Face aux défis les autorités mauriciennes se trouvent confrontées à un dilemme cornélien : faut-il sacrifier les prérogatives d'Air Mauritius, compagnie nationale en difficulté, sur l'autel de la compétitivité touristique ?
Richard Duval, ministre du Tourisme, ne cache pas ses convictions. Dans un entretien accordé à l’Hebdo ce dimanche il plaide ouvertement pour une libéralisation accrue de l'espace aérien mauricien. "Je suis en faveur de l'ouverture de notre ciel", déclare-t-il sans ambages, estimant que la multiplication des liaisons aériennes constitue un préalable indispensable à la renaissance du tourisme mauricien.
Cette position, pour audacieuse qu'elle paraisse, s'inscrit dans une logique économique implacable. Les chiffres parlent d'eux-mêmes : avec des arrivées touristiques qui peinent à retrouver leurs niveaux d'avant-crise, Maurice ne peut se permettre de maintenir un protectionnisme aérien qui pourrait s'avérer contre-productif.
Les résistances du monopole
Pourtant, cette vision libérale se heurte aux intérêts bien compris d'Air Mauritius, dont la situation financière précaire rend toute concurrence supplémentaire particulièrement redoutable. La compagnie nationale, qui a longtemps bénéficié d'une position dominante sur les liaisons vers l'Europe et l'Asie, voit d'un œil inquiet l'arrivée potentielle de nouveaux acteurs sur ses routes les plus lucratives.
Le débat dépasse les seules considérations commerciales pour toucher aux questions de souveraineté nationale. Car derrière les enjeux économiques se profile la crainte, légitime, de voir Maurice perdre le contrôle de ses connexions aériennes, véritable cordon ombilical de cette économie insulaire.
L'équation touristique
Face à cette équation complexe, le ministre du Tourisme assume ses responsabilités sectorielles. Il rappelle que Maurice demeure tributaire de marchés émetteurs lointains – Europe, Asie, Afrique du Sud – et que la multiplication des options de transport constitue un facteur déterminant dans le choix des destinations par les voyageurs.

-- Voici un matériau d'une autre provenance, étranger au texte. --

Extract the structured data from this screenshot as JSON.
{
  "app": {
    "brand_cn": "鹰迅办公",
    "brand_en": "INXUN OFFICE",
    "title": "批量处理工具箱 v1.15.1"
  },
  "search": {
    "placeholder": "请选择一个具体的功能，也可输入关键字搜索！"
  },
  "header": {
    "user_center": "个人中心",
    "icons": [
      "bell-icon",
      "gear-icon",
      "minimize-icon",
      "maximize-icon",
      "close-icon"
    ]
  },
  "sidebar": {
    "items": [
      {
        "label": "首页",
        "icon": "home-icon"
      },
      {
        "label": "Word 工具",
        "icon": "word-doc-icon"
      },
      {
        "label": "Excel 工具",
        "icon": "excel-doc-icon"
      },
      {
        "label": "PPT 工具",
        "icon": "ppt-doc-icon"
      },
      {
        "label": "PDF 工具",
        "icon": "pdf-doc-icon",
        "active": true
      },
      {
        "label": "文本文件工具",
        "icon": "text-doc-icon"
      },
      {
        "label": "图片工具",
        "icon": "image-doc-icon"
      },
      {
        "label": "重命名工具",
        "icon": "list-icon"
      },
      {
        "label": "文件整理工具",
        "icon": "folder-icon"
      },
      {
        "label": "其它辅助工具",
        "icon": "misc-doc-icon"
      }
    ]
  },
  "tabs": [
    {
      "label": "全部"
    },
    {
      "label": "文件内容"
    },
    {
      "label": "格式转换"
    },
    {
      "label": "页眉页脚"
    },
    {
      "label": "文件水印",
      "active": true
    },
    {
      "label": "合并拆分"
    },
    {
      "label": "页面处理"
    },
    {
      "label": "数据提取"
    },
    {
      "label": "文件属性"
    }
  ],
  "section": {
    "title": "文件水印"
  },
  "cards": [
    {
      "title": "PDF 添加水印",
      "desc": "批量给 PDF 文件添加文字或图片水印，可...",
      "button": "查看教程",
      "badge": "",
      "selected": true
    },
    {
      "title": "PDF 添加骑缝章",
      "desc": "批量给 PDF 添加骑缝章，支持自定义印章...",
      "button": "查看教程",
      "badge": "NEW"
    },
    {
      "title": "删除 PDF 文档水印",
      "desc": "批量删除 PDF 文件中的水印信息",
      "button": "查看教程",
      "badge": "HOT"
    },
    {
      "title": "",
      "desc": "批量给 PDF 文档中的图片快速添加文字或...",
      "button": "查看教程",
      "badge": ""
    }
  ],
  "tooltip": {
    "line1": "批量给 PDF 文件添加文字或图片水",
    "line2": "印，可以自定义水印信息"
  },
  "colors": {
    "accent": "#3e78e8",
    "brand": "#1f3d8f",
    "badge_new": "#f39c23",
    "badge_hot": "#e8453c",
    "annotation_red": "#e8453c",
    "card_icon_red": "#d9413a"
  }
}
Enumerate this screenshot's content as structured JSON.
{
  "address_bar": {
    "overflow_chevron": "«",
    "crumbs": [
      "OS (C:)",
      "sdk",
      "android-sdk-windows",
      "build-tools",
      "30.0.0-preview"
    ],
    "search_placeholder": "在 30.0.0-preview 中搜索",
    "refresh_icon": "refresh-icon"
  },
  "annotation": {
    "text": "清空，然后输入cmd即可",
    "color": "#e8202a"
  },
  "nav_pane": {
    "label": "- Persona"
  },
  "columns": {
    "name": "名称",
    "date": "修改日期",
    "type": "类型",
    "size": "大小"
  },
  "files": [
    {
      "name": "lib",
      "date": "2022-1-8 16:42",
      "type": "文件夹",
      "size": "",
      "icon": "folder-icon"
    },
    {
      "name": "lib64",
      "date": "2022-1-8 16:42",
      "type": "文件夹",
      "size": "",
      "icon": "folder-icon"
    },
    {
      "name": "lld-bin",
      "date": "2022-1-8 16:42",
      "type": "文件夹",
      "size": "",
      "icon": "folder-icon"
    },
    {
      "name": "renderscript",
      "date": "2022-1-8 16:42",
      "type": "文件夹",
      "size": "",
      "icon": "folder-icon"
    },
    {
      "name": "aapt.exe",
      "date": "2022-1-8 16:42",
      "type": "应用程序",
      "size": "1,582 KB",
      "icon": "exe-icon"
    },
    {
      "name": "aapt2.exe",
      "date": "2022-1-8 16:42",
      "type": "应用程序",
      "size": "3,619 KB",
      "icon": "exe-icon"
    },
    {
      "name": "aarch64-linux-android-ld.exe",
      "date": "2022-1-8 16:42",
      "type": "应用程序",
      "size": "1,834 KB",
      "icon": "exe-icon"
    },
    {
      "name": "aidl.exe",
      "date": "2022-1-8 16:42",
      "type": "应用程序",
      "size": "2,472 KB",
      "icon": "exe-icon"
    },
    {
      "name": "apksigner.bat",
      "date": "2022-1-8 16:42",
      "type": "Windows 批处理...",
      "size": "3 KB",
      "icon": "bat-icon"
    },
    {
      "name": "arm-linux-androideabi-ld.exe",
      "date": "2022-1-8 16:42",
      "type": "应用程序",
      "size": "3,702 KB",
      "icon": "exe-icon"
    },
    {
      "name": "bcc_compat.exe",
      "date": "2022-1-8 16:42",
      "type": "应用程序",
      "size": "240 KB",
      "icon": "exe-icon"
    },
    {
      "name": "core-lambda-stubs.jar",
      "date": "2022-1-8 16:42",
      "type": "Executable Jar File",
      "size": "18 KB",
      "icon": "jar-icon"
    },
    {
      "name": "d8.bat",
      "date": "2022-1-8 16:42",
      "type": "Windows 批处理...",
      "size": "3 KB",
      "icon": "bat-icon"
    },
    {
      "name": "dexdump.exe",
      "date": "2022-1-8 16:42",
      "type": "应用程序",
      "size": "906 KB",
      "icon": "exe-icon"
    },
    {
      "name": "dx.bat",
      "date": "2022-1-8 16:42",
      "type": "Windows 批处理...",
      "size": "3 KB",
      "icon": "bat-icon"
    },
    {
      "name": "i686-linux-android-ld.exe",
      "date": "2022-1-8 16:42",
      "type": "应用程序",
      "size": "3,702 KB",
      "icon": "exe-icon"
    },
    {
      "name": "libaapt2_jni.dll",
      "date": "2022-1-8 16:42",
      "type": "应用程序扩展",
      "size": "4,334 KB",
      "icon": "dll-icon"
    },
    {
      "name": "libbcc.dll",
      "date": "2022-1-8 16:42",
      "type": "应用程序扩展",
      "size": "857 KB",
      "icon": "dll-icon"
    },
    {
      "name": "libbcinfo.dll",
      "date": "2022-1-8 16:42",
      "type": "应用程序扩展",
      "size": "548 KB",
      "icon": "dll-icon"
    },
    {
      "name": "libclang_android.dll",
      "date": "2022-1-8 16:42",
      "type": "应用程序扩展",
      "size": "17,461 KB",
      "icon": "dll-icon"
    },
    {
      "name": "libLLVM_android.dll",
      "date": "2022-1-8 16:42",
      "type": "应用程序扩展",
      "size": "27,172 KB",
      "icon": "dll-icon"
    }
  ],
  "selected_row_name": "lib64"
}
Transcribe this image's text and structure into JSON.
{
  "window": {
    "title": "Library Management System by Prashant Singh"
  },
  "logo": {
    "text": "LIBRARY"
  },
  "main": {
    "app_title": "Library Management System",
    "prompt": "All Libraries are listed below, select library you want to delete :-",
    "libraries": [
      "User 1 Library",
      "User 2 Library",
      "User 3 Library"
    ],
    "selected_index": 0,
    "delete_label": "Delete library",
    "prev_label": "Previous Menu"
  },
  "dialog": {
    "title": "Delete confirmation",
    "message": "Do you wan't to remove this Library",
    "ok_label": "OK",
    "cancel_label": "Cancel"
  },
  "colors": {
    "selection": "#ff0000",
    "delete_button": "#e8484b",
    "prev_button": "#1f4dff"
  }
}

Cette approche pragmatique trouve un écho particulier dans le contexte post-pandémique, où la résilience des destinations touristiques dépend largement de leur capacité d'adaptation face aux bouleversements du transport aérien international.
Reste à savoir si Maurice saura concilier les impératifs de compétitivité touristique avec la préservation de ses intérêts stratégiques nationaux. Un défi qui résume, en microcosme, les dilemmes auxquels font face de nombreuses destinations insulaires à travers le monde.